I stared at his back as he bent over his suitcase, arranging his shirts and balled-up socks. "Valentine Chalons?" I said.

"That's the way I'd read it." He straightened up, his long-sleeve white shirt still fresh and clean, even after a long drive from New Orleans through heavy traffic.

"And Raphael Chalons raised him? And that's what all this bullshit has been about – the Chalons family doesn't want anyone to know Val's mother was a prostitute?"

"You don't buy it?" Jimmie said.

"No."

"Why not?" he asked.

"The old man doesn't care what anybody thinks of him."

"Maybe Val does."

"It's something else."

"Why not ask Ida?" he said.

"I don't plan on seeing Ida."

"You might see her whether you want to or not. She's in New Orleans. I put her up at a friend's house on the lake."

"Don't you ever tire of grief?" I said.

"She wants to see her son. Whores have souls, too," he replied.

"What was the cost of a postage stamp in 1958?" I said.

He straightened up from packing his suitcase and looked at me, a ray of sunlight falling across his prosthetic eye, which remained fixed and staring in the socket, like the eye of a stranger. "Thanks for the use of the room," he said.

That night the temperature dropped suddenly and chains of dry lightning pulsed inside the clouds, flooding our yard with a white brilliance that turned the tree trunks the pale color of old bone. On the edges of sleep I kept waiting to hear the small pet door in the back entrance swing on its hinges, signaling that Snuggs and Tripod had sought shelter from the impending storm. I got up and pushed open the back door and immediately felt the weight of a tree branch that had fallen on the steps. I cleared it away and went out into the yard in my skivvies, the canopy flickering whitely above my head. Both Snuggs and Tripod were inside the hutch, which I left open at night so Tripod could come and go as he wished.

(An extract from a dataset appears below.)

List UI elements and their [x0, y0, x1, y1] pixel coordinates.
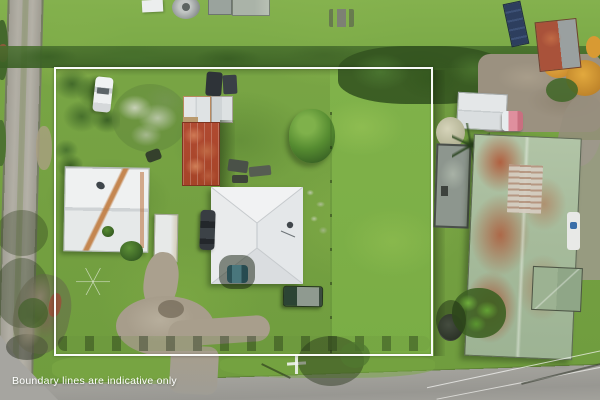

"Let's go, fellows," I said, and hefted up one in each arm. They both lay back against the crook of my arms, content, enjoying the ride, their feet in the air, heavy and compact as cannon balls.

Then at the corner of my vision I saw a shadow move behind a row of camellia bushes in my side yard. I started to turn my head but instead looked straight ahead and went inside the house. I removed my.45 from the dresser drawer and, still in my skivvies, went out the front door and circled around the side of the house.

Lightning rolled silently through the clouds overhead, flaring suddenly in a yellow ball, as though igniting a trapped pocket of white gas inside each individual cloud. "Come out," I called to the darkness.

The wind gusted off the bayou and all the shadows in the yard thrashed against one another except one. A figure stood at the rear of my property, his silhouette framed against the bands of light on the bayou's surface.

"I can drop you from here," I said.

The figure hesitated, measuring his chances, a sheaf of compacted leaves cracking under his weight. Then a tremendous explosion of thunder shook the trees, the electricity died in the clouds, and the figure's silhouette disappeared inside the shadows.

A voyeur? A disoriented reveler from one of the bars downtown? An imaginary visitor from a sea of elephant grass in a forgotten war? It was possible. I searched along the bank of the bayou and saw no footprints, although someone had recently broken down a banana tree on the edge of my neighbor's property.